Reggada is a Moroccan Berber musical genre and traditional war dance from Beni Znassen/Aït Iznasen tribes of north-east Morocco (Provinces of Oujda, Berkane and Taourirt).

It is very similar to the Allaoui musical genre native to eastern Morocco, that arose around the same time as Reggada.

History 
Aït Iznasen Berber tribes  have traditional war dance and music after victory over the enemy, and thus the use of weapons and foot strikes in the rhythm of music.

Location 
Reggada music is published in the vicinity of the north east regions of Morocco, especially in the city of Aïn Regadda in Berkane Province .  It is popular in provinces such as : Oujda, Berkane, Taourirt, Nador, Al Hoceima, Taza, Ben Taieb etc.

Dance and music 
The dance is characterised with the masters (locally called sheikhs).

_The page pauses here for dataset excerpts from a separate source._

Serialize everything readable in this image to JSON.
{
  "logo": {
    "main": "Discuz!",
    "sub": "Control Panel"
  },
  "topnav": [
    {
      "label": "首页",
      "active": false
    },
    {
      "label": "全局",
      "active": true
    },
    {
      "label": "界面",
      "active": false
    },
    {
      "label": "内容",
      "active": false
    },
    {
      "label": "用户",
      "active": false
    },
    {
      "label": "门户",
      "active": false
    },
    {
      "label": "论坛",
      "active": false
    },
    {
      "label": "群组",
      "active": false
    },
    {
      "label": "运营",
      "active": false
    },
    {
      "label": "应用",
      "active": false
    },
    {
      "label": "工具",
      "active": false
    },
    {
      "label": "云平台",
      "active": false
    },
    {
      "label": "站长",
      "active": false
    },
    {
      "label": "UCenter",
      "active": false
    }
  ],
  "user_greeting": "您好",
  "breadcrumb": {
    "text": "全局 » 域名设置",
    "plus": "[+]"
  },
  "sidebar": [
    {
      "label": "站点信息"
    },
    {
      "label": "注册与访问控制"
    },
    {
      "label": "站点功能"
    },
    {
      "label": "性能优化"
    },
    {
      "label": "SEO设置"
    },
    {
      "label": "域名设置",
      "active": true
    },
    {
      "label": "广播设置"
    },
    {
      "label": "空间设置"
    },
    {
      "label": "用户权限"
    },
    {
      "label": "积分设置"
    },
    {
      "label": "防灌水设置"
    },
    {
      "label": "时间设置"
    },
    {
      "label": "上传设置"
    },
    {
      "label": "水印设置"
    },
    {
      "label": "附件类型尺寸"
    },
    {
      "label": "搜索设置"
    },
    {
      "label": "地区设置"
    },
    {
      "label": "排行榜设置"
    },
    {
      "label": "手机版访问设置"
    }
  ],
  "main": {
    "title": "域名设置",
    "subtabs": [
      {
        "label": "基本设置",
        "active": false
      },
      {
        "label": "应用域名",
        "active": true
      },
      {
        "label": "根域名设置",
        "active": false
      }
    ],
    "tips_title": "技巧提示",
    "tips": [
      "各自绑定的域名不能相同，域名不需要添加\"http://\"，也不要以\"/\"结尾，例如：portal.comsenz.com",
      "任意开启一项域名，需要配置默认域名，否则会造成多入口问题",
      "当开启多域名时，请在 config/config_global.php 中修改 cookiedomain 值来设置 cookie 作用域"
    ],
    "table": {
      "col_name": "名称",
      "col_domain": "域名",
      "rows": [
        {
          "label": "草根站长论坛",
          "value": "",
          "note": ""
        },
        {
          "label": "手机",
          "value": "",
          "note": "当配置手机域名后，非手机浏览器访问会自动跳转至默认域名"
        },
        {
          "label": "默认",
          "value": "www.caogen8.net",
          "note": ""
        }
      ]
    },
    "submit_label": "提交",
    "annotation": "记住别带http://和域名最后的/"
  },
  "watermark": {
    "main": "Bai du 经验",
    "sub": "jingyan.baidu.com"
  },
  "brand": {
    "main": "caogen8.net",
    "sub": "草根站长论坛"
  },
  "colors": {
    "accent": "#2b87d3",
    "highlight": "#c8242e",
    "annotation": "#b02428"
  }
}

These masters play music and dance using several traditional instruments such as Bendri, Ghaita and Zmmar which is a kind of flute with two horns typically found in Africa. The dancers move their shoulders, a rifle or a stick and strike the groin against the floor to the rhythm of drums.

The music often tells stories about topics such as love, emotions of sadness and happiness. From the late 1980s, music synthesizer are increasingly widely used.